According to HS’s calculations, Yle’s funding will be cut by a maximum of 10 percent in 2027.
Basic Finns knew how to blackmail other parties with parliamentarism, but in reality they did not succeed as well as, for example, the Left Alliance tries to say.
The decided cuts are far from what ps would have wanted to do. In this sense, the green-left parties even did quite well. Ps is trying to feed the idea that 200 million euros will be cut from Yle.

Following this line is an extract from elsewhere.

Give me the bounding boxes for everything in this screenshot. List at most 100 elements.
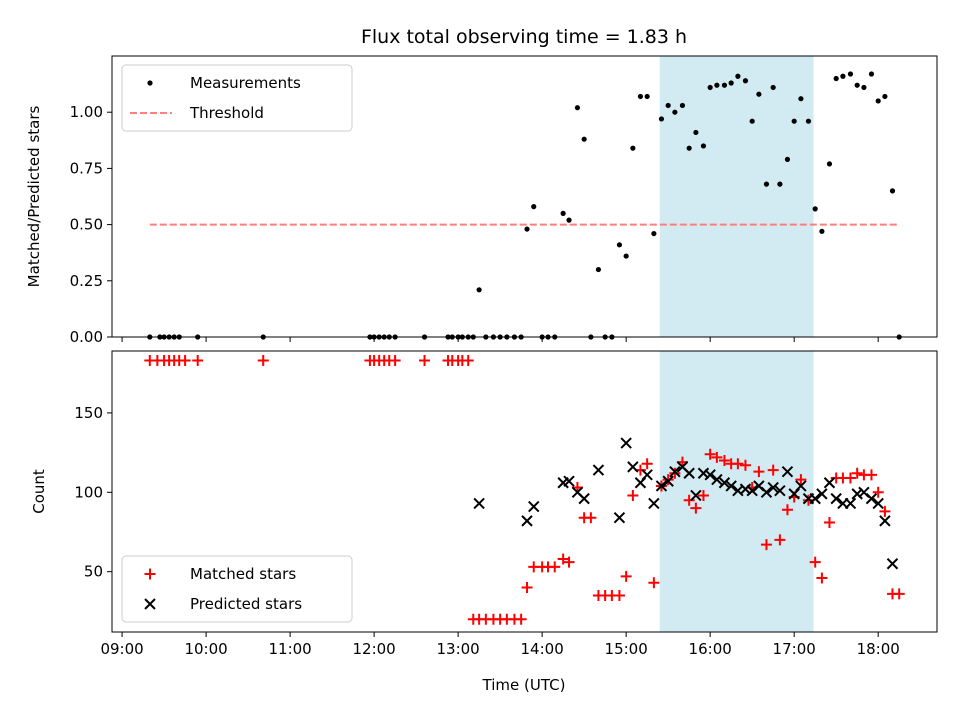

It is a cumulative cut from all years, so it is not a cut to Yle’s annual budget. It will be at its highest in 2027, when the cut will be 66 million euros compared to the situation where Ylen would not continue operating as it is now.
Yle’s allocation this year is 594 million euros.
Left Alliance on the other hand played quite a dangerous game.
It tried to get a better future for Yle than the one decided now, but in the game, so to speak, the child meant to go with the bathwater.
There was a real danger that Perussuomalaiset would not have accepted the September compromise if the funding cut had been reduced. The end result could have been both a break in the tradition of parliamentarism and even bigger cuts from Yle.
Yle episode was yet another example of how far the Fundamental Finns and green-left parties are from each other.
This was also heard from the press conference held on the report, where the Greens and leftists said that it was not a real negotiation but a take-it-or-leave-it situation. In the opinion of basic Finns, such talk is hysteria.
In this situation, Marttinen’s compromise can be considered an achievement, without taking a position at all on what the content of the report should have been.